Hospitality Test
RCL A Easter 3, 2023
It is barely even the week after. It is only days after arriving in Jerusalem, back when Jesus was greeted with palms, hailed as a herald of peace and good news. Debates, meals, betrayal, arrest, so-called-trial. Crucifixion. Then, then, the women left us stunned. Alive?!? We don’t know how or really where we stand, but we don’t live here, So we must turn toward home. Foot in front of foot, the silence only interrupted by the jostling of the crowd. Every artwork easily found (just google it) places these Emmaus road travelers on lonely long and winding roads. But…it is days after the Passover when every Jewish person was expected to go to Jerusalem. Have you ever left a sold-out ballgame or concert? Imagine an ancient version of that as the setting. Foot in front of foot, exhausted parents, and heavy-laden travelers with their tangled hair and dusty feet. They leave the heights and are returning home, or heading to whatever is next. Our two friends, must have been exhausted from the experience, un-grieved losses, and this astonishing come-from-behind win, maybe? As they try to power through the miles, Jesus comes alongside them. These two are in some sort of shock, and in a crowd, which makes it easier for me to see how they didn’t recognize him.
I deeply trust that something holy and astonishing happened to two people on a road leading out of town, days after Jesus’ death, and soon after his first resurrection appearance. However, our holy gospel is written likely a generation later, and the master sacred storyteller of Luke and Acts of the Apostles is offering a retelling that is a full-course meal of literary art. A friend commented yesterday that we could preach on this gospel from now till Pentecost and just barely pull back one layer. This text has a table full of early Eucharistic theology, a whoa! short story about conversion, and precise layering in what scholars call chiastic structure; and It is all set within a common ancient holy story pattern.
This walk to Emmaus, is in some places named the beautiful story. And if you were an ancient you would find comfort in the well-known plot. Across West Asia and Mediterranean cultures, we have stories where Divine guests meet humans in disguise to test not their wit or knowledge, but to test the virtue of hospitality. Hospitality, and welcoming of the stranger, is the foundation of peace and the roots of civilization. Hospitality was lifesaving in the tents of the wilderness, it greets all God’s children, it greets all surprises, as potential gifts. It is a lifestyle of bravery, for as holy as hospitality is, evil, is real and always close. Yet just leaving the gate of the heart unlocked is a mercy in the face of never ending anxiety and suspicion.
The test of Abraham, and of the people of Sodom, and this road home is entirely about hospitality. It is the fork in the holy road: do you love as God loves you, or well not that that much. Whether or not you welcome the unexpected guest is a moment of truth about the most critical of virtues.
This beautiful story is a favorite of artists (who didn’t read the context) because it is a work of art.
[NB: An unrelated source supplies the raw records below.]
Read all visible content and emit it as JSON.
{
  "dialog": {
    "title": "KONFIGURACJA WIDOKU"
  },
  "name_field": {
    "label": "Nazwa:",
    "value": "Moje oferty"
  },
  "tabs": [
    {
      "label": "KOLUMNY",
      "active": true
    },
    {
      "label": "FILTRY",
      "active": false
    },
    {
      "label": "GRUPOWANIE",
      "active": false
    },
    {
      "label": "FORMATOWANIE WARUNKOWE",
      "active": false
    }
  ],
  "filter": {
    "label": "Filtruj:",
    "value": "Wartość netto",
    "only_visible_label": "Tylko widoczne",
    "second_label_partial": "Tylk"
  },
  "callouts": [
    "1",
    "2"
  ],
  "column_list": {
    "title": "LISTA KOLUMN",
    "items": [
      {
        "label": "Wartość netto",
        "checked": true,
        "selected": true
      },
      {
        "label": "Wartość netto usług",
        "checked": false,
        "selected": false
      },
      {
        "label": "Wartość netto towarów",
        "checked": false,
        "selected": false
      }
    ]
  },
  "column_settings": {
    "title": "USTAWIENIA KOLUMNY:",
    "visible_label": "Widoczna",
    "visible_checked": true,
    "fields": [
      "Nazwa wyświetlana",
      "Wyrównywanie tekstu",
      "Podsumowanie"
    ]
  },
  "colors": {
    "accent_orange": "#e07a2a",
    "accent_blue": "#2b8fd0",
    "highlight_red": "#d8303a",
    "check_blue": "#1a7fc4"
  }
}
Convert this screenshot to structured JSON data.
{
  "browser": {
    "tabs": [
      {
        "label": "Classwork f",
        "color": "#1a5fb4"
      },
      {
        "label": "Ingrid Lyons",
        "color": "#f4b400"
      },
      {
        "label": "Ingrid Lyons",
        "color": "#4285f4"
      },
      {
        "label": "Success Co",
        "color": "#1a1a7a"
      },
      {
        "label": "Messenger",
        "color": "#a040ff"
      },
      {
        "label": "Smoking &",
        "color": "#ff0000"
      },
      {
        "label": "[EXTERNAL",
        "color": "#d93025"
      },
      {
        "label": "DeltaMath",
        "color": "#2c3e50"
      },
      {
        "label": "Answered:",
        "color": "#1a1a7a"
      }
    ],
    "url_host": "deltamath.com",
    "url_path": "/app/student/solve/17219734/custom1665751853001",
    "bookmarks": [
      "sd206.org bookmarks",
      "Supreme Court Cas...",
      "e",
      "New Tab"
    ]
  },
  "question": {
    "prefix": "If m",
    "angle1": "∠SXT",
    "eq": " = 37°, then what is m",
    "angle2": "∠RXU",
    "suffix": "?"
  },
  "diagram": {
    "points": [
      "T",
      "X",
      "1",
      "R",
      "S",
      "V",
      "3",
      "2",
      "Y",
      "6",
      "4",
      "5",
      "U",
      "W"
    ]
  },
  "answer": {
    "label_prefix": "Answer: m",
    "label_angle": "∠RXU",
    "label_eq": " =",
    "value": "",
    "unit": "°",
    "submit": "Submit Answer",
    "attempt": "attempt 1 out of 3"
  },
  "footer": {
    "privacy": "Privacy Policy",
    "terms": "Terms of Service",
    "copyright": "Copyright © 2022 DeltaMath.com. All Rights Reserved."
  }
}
There is only one reason to not name one of the persons. You have Cleopas, and you have Jesus ‘cloaked’, and one more. No name is a loss of a dimension, but it is a dimension that is filled in: with us. The name of the person on the road is yours, is mine. We are the ones who are beloved, no exception. We are the ones who Jesus has come to in surprise, whether we know it or not. The craft of the telling of the walk is That generation after generation millions are moved to feel their hearts warmed, to know themselves walking in the presence of the Living Christ. Even if nothing like this has ever been something we would acknowledge. The message is clear – you need not have lived then or there to sit at his feet, to meet him here in the breaking of the bread. You are the unnamed beloved disciple. So…How would you do in the hospitality test of the ancients? Where and when have you encountered the divine and it took a while to realize it?
Many of us, we have been through the wringer as persons and as a civilization. It shows up in our households and newsfeeds: gun violence, overdoses, misogyny, the hopelessness that chooses underemployment, homophobia, and racism. The question of the walk to Emmaus is the question of all those terribles, it is the inquiry of the moment: who are we now, and who are we called to be moving into the future? Feasting with Jesus is hosting a table of radical welcome. Not just politely, but getting to know each other so much that we are transformed Into the body of this beautiful stranger. A no-exception love we are to live in our lives. This Emmaus encounter is a test of hospitality, and it is a feeding of the heart and soul for the adventure and complications and surprises that come next. The beautiful story of the walk to Emmaus is about healing, not fixing, but making whole, which is the other side of the coin of hospitality. To be the hospitable presence of Christ in the world Is to be healers – to listen, to learn, and to love, to truth. If we are merciful and courageous in our journey, if we are open to Jesus coming alongside us in loose focus, if we lean into genuine hospitality, we will gather the bravery we need for wherever God sends us next.